The NLRB general counsel brought the case before a board administrative law judge after receiving complaints from three Tesla workers and the United Automobile, Aerospace, and Agricultural Implement Workers of America (UAW).
If Tesla loses, the company could be required to notify its employees that it was found to be committing unfair labor practices, a victory for union organizers.
The case comes as Tesla has struggled to ramp up production of the Model 3, a sedan intended for volume production that is key to the company achieving long-term profitability.
Edris Rodriguez Ritchie, an attorney for the NLRB, said Tesla asked workers to sign confidentiality agreements that were “overly broad” in preventing them from publicly discussing their working conditions.
Tesla has denied the allegations and described them as an effort to make Chief Executive Elon Musk look bad.
Michael Sanchez, who has worked at Tesla since 2012 and is currently on medical leave, said he was asked to leave by security guards and a supervisor while handing out leaflets to colleagues outside a Tesla facility in February 2017.

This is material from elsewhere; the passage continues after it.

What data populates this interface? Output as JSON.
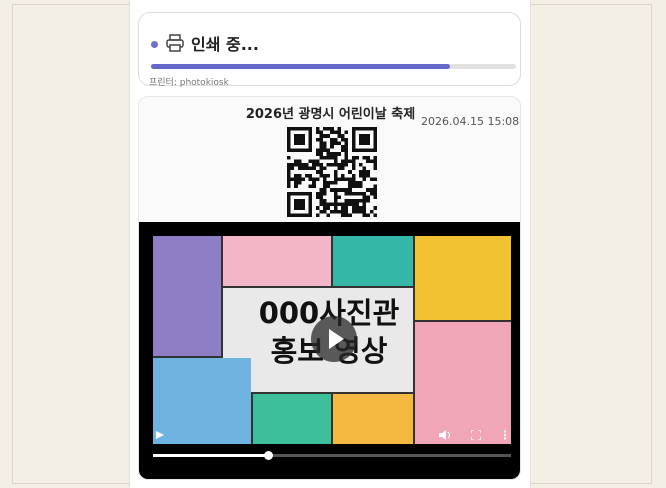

“What we see is a very heavy-handed, anti-union campaign that’s affected all levels of workers’ everyday lives,” said Margo Feinberg, attorney with Schwartz, Steinsapir, Dohrmann & Sommers in her opening remarks for the UAW, which supports the NLRB counsel in the case.
Speaking on behalf of Tesla, Mark Ross of Sheppard, Mullin, Richter & Hampton LLP listed about two dozen other allegations against the company that were found to be without merit and dismissed.
“The fact of the matter is that Tesla is a company that values its employees,” Ross said in his opening remarks.
In a series of tweets in May, Musk said he had not done anything to prevent unionizing efforts by workers. “Nothing stopping Tesla team at our car plant from voting union. Could do so tmrw if they wanted,” Musk tweeted on May 20.
Hearings for the case are scheduled to continue through Thursday and resume in late September. Judge Amita Tracy is expected to deliver her judgment sometime after that.